A detailed description and data of a typical safe/arm ignition system is hereafter presented, being understood, that this are given only for a better illustration of the invention, without limiting its scope as covered by the appending Claims. A person skilled in the art, after reading the present specification will be in a position to insert slight modifications thereof without being outside the scope of the invention as stipulated in the attached Claims.

A typical illustration of a safe/arm ignition system is hereafter presented:

The internal length of the plastic tube about 77 mm.

The internal diameter of the tube about 8 mm.

The tube does contain about 60 pellets (4.8×4.8 mm) of B-BaCrO₄ and also some pellets of a di-basic pyrotechnic material, with a diameter of about 7 mm and length of about 20 mm.

The tube contains about 28 holes of 2 mm diameter divided in four rows.

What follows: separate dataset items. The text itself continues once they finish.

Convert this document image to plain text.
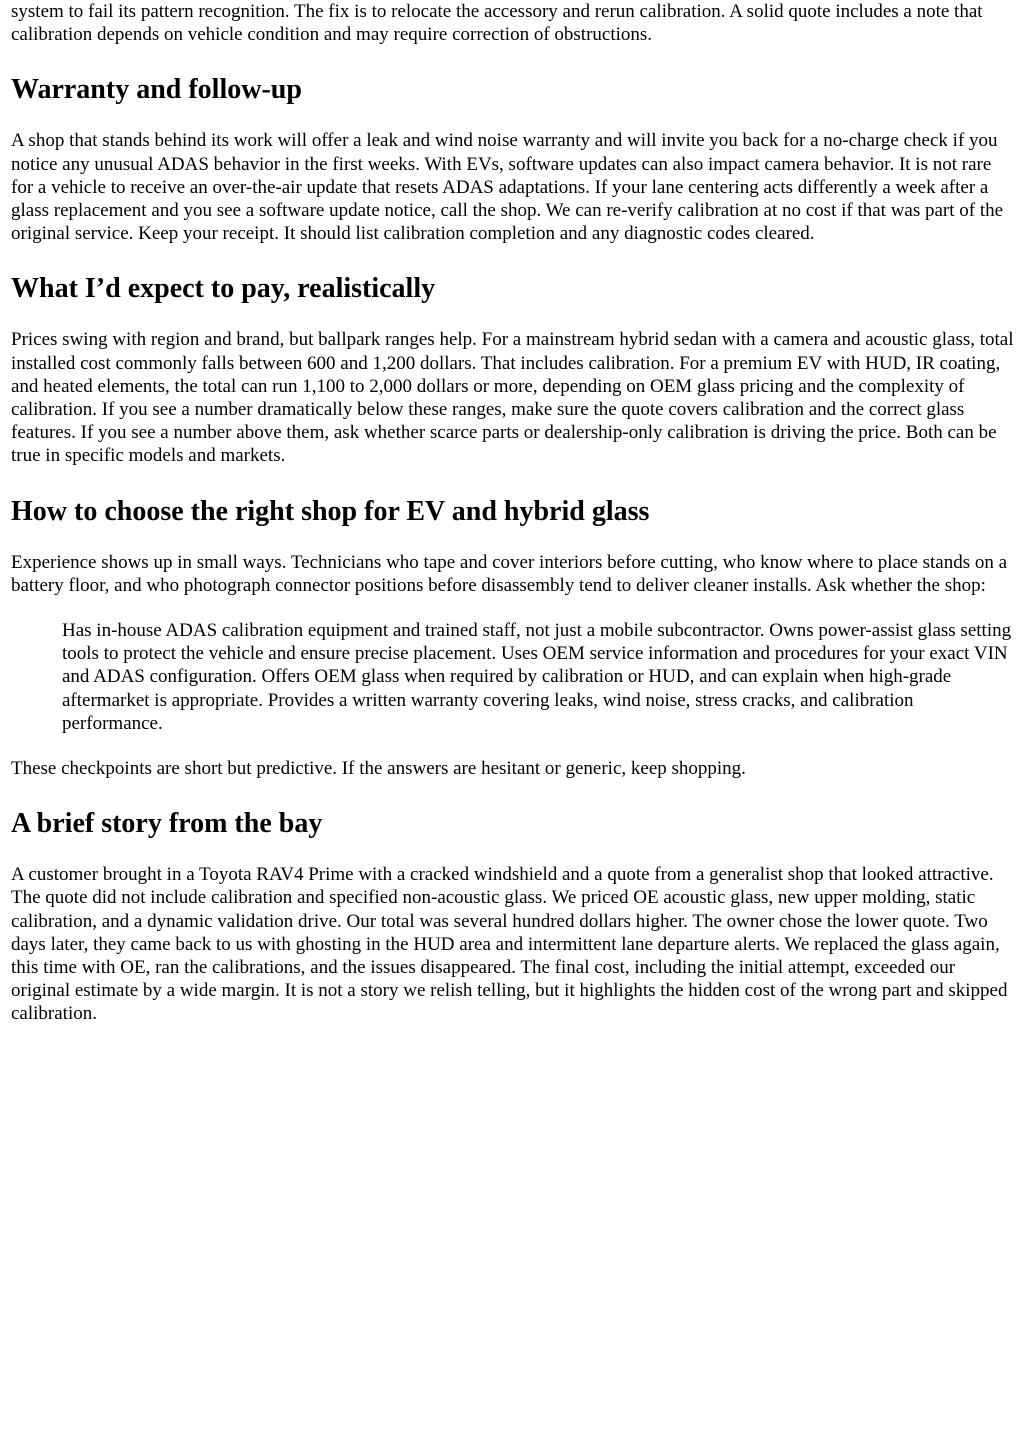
system to fail its pattern recognition. The fix is to relocate the accessory and rerun calibration. A solid quote includes a note that calibration depends on vehicle condition and may require correction of obstructions.

Warranty and follow-up

A shop that stands behind its work will offer a leak and wind noise warranty and will invite you back for a no-charge check if you notice any unusual ADAS behavior in the first weeks. With EVs, software updates can also impact camera behavior. It is not rare for a vehicle to receive an over-the-air update that resets ADAS adaptations. If your lane centering acts differently a week after a glass replacement and you see a software update notice, call the shop. We can re-verify calibration at no cost if that was part of the original service. Keep your receipt. It should list calibration completion and any diagnostic codes cleared.

What I’d expect to pay, realistically

Prices swing with region and brand, but ballpark ranges help. For a mainstream hybrid sedan with a camera and acoustic glass, total installed cost commonly falls between 600 and 1,200 dollars. That includes calibration. For a premium EV with HUD, IR coating, and heated elements, the total can run 1,100 to 2,000 dollars or more, depending on OEM glass pricing and the complexity of calibration. If you see a number dramatically below these ranges, make sure the quote covers calibration and the correct glass features. If you see a number above them, ask whether scarce parts or dealership-only calibration is driving the price. Both can be true in specific models and markets.

How to choose the right shop for EV and hybrid glass

Experience shows up in small ways. Technicians who tape and cover interiors before cutting, who know where to place stands on a battery floor, and who photograph connector positions before disassembly tend to deliver cleaner installs. Ask whether the shop:

Has in-house ADAS calibration equipment and trained staff, not just a mobile subcontractor. Owns power-assist glass setting tools to protect the vehicle and ensure precise placement. Uses OEM service information and procedures for your exact VIN and ADAS configuration. Offers OEM glass when required by calibration or HUD, and can explain when high-grade aftermarket is appropriate. Provides a written warranty covering leaks, wind noise, stress cracks, and calibration performance.

These checkpoints are short but predictive. If the answers are hesitant or generic, keep shopping.

A brief story from the bay

A customer brought in a Toyota RAV4 Prime with a cracked windshield and a quote from a generalist shop that looked attractive. The quote did not include calibration and specified non-acoustic glass. We priced OE acoustic glass, new upper molding, static calibration, and a dynamic validation drive. Our total was several hundred dollars higher. The owner chose the lower quote. Two days later, they came back to us with ghosting in the HUD area and intermittent lane departure alerts. We replaced the glass again, this time with OE, ran the calibrations, and the issues disappeared. The final cost, including the initial attempt, exceeded our original estimate by a wide margin. It is not a story we relish telling, but it highlights the hidden cost of the wrong part and skipped calibration.
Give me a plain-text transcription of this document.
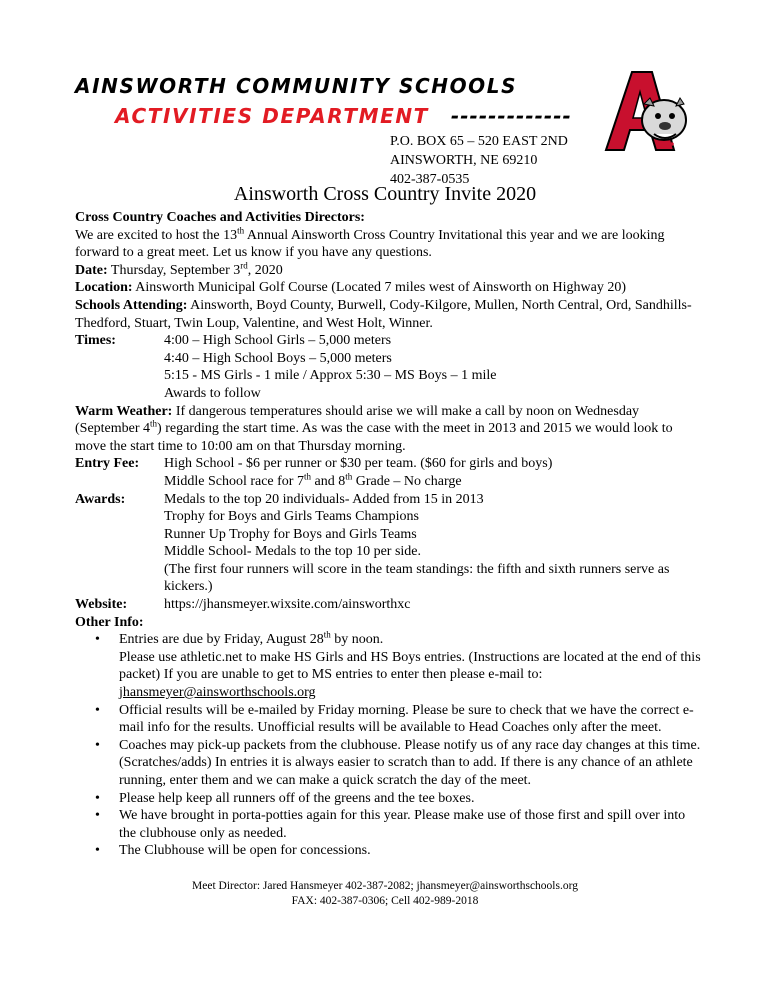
AINSWORTH COMMUNITY SCHOOLS
ACTIVITIES DEPARTMENT -------------
P.O. BOX 65 – 520 EAST 2ND
AINSWORTH, NE 69210
402-387-0535
Ainsworth Cross Country Invite 2020

Cross Country Coaches and Activities Directors:

We are excited to host the 13th Annual Ainsworth Cross Country Invitational this year and we are looking forward to a great meet. Let us know if you have any questions.

Date: Thursday, September 3rd, 2020

Location: Ainsworth Municipal Golf Course (Located 7 miles west of Ainsworth on Highway 20)

Schools Attending: Ainsworth, Boyd County, Burwell, Cody-Kilgore, Mullen, North Central, Ord, Sandhills-Thedford, Stuart, Twin Loup, Valentine, and West Holt, Winner.

Times:	4:00 – High School Girls – 5,000 meters
4:40 – High School Boys – 5,000 meters
5:15 - MS Girls - 1 mile / Approx 5:30 – MS Boys – 1 mile
Awards to follow

Warm Weather: If dangerous temperatures should arise we will make a call by noon on Wednesday (September 4th) regarding the start time. As was the case with the meet in 2013 and 2015 we would look to move the start time to 10:00 am on that Thursday morning.

Entry Fee:	High School - $6 per runner or $30 per team. ($60 for girls and boys)
Middle School race for 7th and 8th Grade – No charge
Awards:	Medals to the top 20 individuals- Added from 15 in 2013
Trophy for Boys and Girls Teams Champions
Runner Up Trophy for Boys and Girls Teams
Middle School- Medals to the top 10 per side.
(The first four runners will score in the team standings: the fifth and sixth runners serve as kickers.)
Website:	https://jhansmeyer.wixsite.com/ainsworthxc

Other Info:

• Entries are due by Friday, August 28th by noon.
Please use athletic.net to make HS Girls and HS Boys entries. (Instructions are located at the end of this packet) If you are unable to get to MS entries to enter then please e-mail to:
jhansmeyer@ainsworthschools.org
• Official results will be e-mailed by Friday morning. Please be sure to check that we have the correct e-mail info for the results. Unofficial results will be available to Head Coaches only after the meet.
• Coaches may pick-up packets from the clubhouse. Please notify us of any race day changes at this time. (Scratches/adds) In entries it is always easier to scratch than to add. If there is any chance of an athlete running, enter them and we can make a quick scratch the day of the meet.
• Please help keep all runners off of the greens and the tee boxes.
• We have brought in porta-potties again for this year. Please make use of those first and spill over into the clubhouse only as needed.
• The Clubhouse will be open for concessions.
Meet Director: Jared Hansmeyer 402-387-2082; jhansmeyer@ainsworthschools.org
FAX: 402-387-0306; Cell 402-989-2018
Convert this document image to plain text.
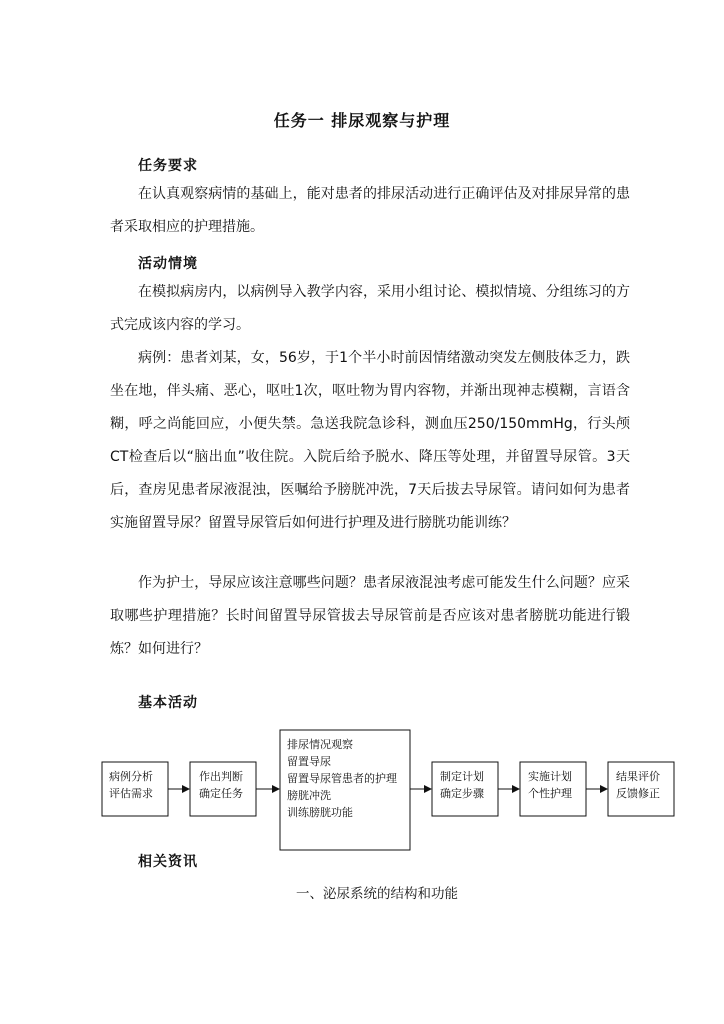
任务一 排尿观察与护理
任务要求

在认真观察病情的基础上，能对患者的排尿活动进行正确评估及对排尿异常的患者采取相应的护理措施。

活动情境

在模拟病房内，以病例导入教学内容，采用小组讨论、模拟情境、分组练习的方式完成该内容的学习。

病例：患者刘某，女，56岁，于1个半小时前因情绪激动突发左侧肢体乏力，跌坐在地，伴头痛、恶心，呕吐1次，呕吐物为胃内容物，并渐出现神志模糊，言语含糊，呼之尚能回应，小便失禁。急送我院急诊科，测血压250/150mmHg，行头颅CT检查后以“脑出血”收住院。入院后给予脱水、降压等处理，并留置导尿管。3天后，查房见患者尿液混浊，医嘱给予膀胱冲洗，7天后拔去导尿管。请问如何为患者实施留置导尿？留置导尿管后如何进行护理及进行膀胱功能训练？

作为护士，导尿应该注意哪些问题？患者尿液混浊考虑可能发生什么问题？应采取哪些护理措施？长时间留置导尿管拔去导尿管前是否应该对患者膀胱功能进行锻炼？如何进行？

基本活动
病例分析
评估需求
作出判断
确定任务
排尿情况观察
留置导尿
留置导尿管患者的护理
膀胱冲洗
训练膀胱功能
制定计划
确定步骤
实施计划
个性护理
结果评价
反馈修正
相关资讯
一、泌尿系统的结构和功能
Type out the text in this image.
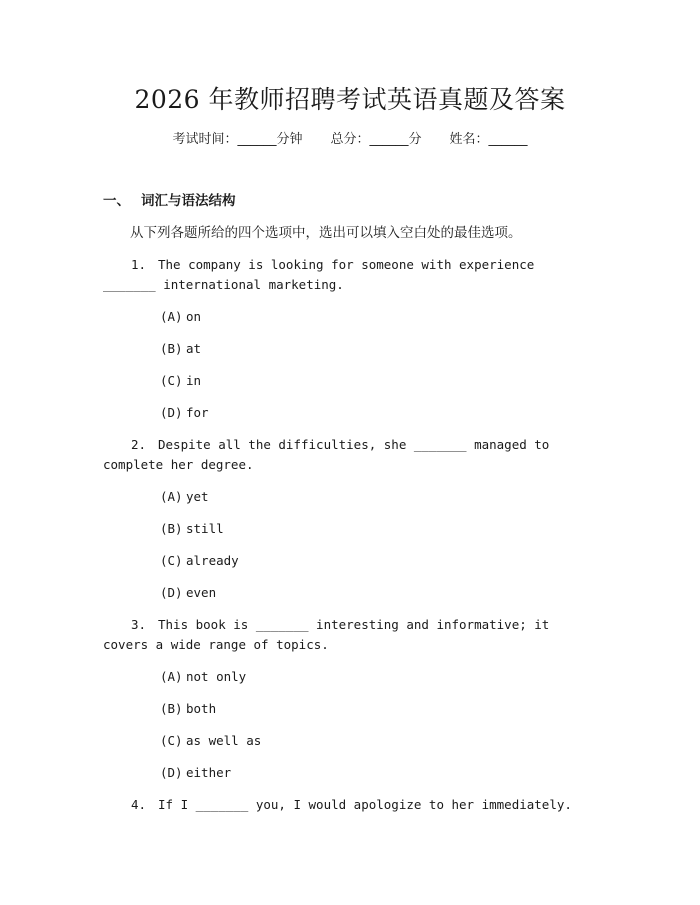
2026 年教师招聘考试英语真题及答案
考试时间：______分钟 总分：______分 姓名：______
一、 词汇与语法结构
从下列各题所给的四个选项中，选出可以填入空白处的最佳选项。
1. The company is looking for someone with experience _______ international marketing.
(A) on
(B) at
(C) in
(D) for
2. Despite all the difficulties, she _______ managed to complete her degree.
(A) yet
(B) still
(C) already
(D) even
3. This book is _______ interesting and informative; it covers a wide range of topics.
(A) not only
(B) both
(C) as well as
(D) either
4. If I _______ you, I would apologize to her immediately.
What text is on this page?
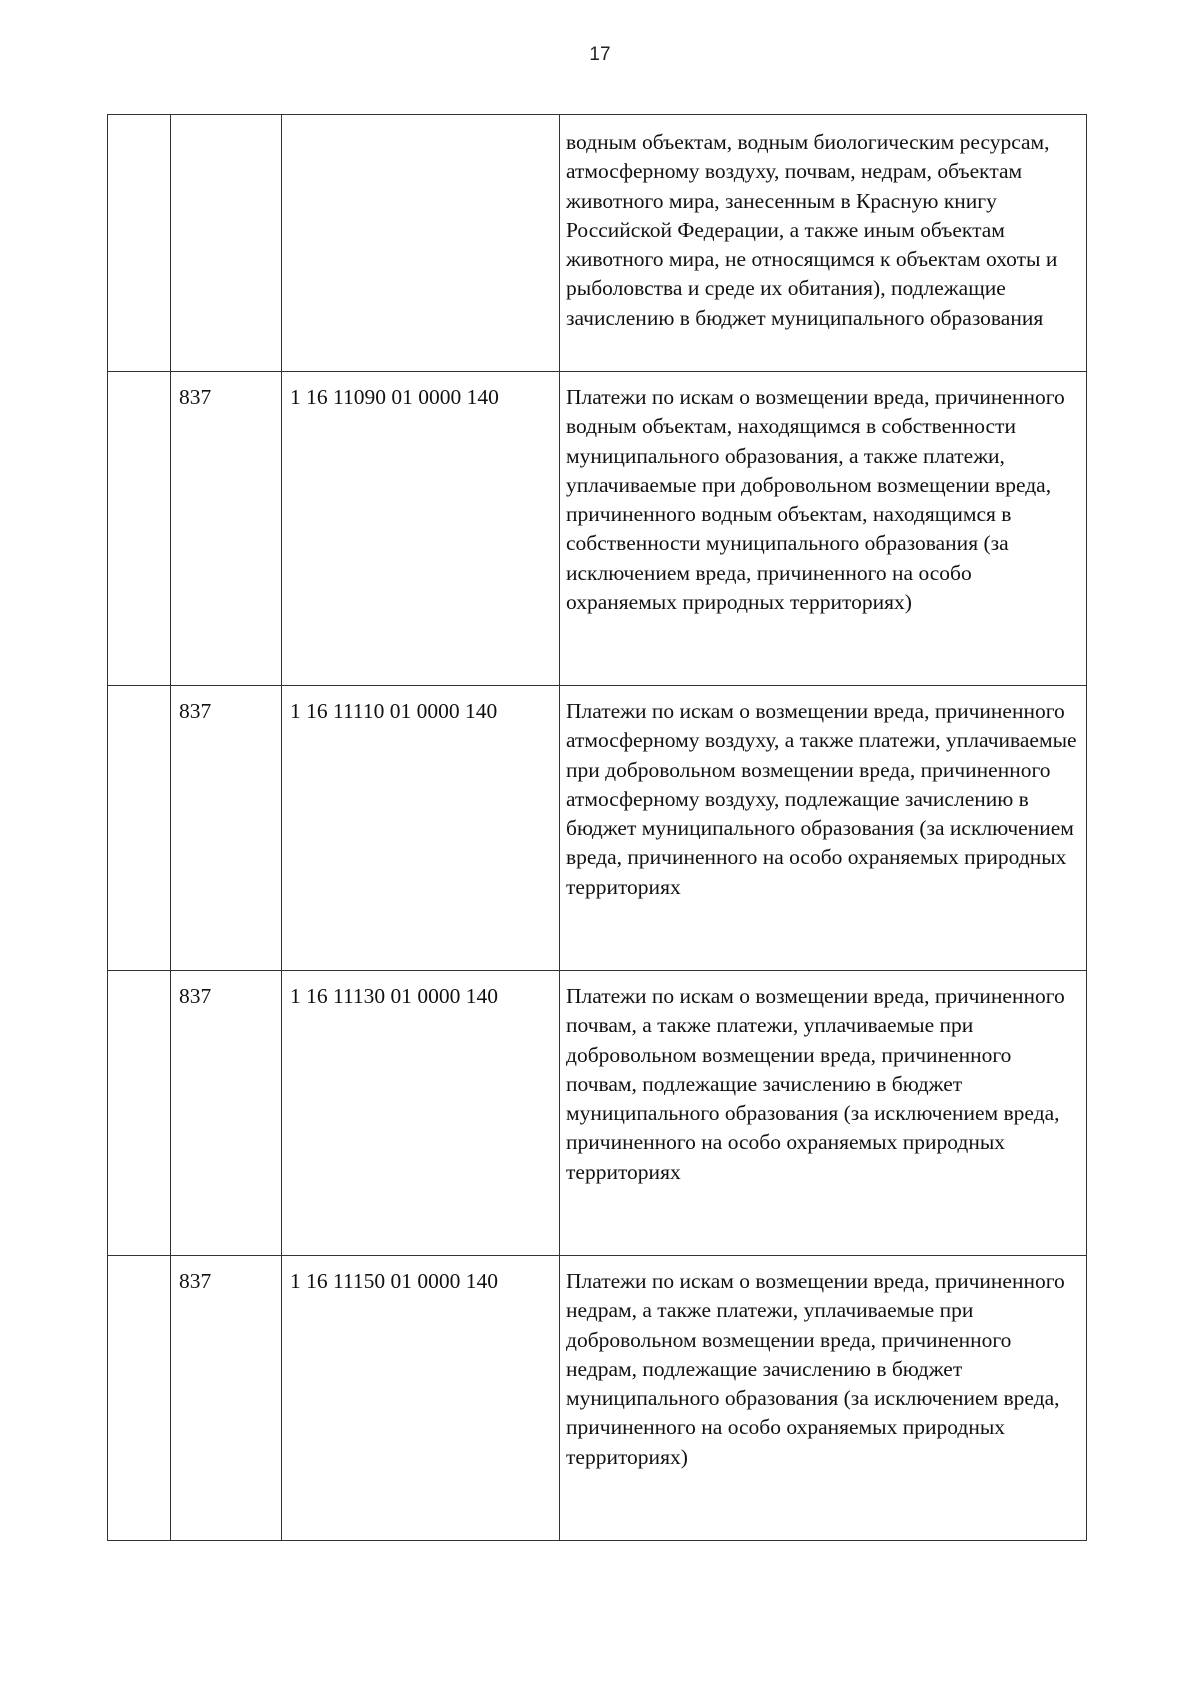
17

			водным объектам, водным биологическим ресурсам, атмосферному воздуху, почвам, недрам, объектам животного мира, занесенным в Красную книгу Российской Федерации, а также иным объектам животного мира, не относящимся к объектам охоты и рыболовства и среде их обитания), подлежащие зачислению в бюджет муниципального образования

	837	1 16 11090 01 0000 140	Платежи по искам о возмещении вреда, причиненного водным объектам, находящимся в собственности муниципального образования, а также платежи, уплачиваемые при добровольном возмещении вреда, причиненного водным объектам, находящимся в собственности муниципального образования (за исключением вреда, причиненного на особо охраняемых природных территориях)

	837	1 16 11110 01 0000 140	Платежи по искам о возмещении вреда, причиненного атмосферному воздуху, а также платежи, уплачиваемые при добровольном возмещении вреда, причиненного атмосферному воздуху, подлежащие зачислению в бюджет муниципального образования (за исключением вреда, причиненного на особо охраняемых природных территориях

	837	1 16 11130 01 0000 140	Платежи по искам о возмещении вреда, причиненного почвам, а также платежи, уплачиваемые при добровольном возмещении вреда, причиненного почвам, подлежащие зачислению в бюджет муниципального образования (за исключением вреда, причиненного на особо охраняемых природных территориях

	837	1 16 11150 01 0000 140	Платежи по искам о возмещении вреда, причиненного недрам, а также платежи, уплачиваемые при добровольном возмещении вреда, причиненного недрам, подлежащие зачислению в бюджет муниципального образования (за исключением вреда, причиненного на особо охраняемых природных территориях)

Of course, the above data are given only for illustration purposes indicating some data and dimensions, but no limitation whatsoever could be understood therefrom.

Claims

1. A device for imparting a non-explosive and a non-propulsive property to a rocket motor casing made from a composite material during a slow cook-off test, which consists of a pyrotechnic pellet having an ignition temperature of at least 140°C but below the violent ignition temperature of the rocket propellant material under slow cook-off conditions, whereby the composite material of said casing loses its strength at said ignition temperature, said loss of strength causing a casing failure and a non-propulsive burning of the rocket propellant material.

2. The device according to claim 1, wherein the pyrotechnic pellet has an ignition temperature in the range of 140°C and 150°C

3. The device according to claim 1, wherein said pyrotechnic pellet is located in the inner surface of the propellant grain.

4. The device according to claim 1, wherein said device includes a perforated plastic tube threaded in a safe arm device.

5. The device according to claim 4, wherein the perforated plastic tube contains common igniter pellets together with a temperature pyrotechnic pellet.

6. The device according to claim 1, wherein said pyrotechnic pellet is made from a double-based propellant.

7. The device according to claim 6, wherein said double-based propellant is selected from the group consisting of nitroglycerine, nitrocellulose and additives thereto, black powder, mixtures of magnesium powder and teflon powder, and boron-barium chromate, and mixtures thereof.

8. The device according to claim 4, wherein the hot gases and particles resulting from the ignition of said pellet are emitted through the holes of the perforated plastic causing the ignition of the rocket propellant material.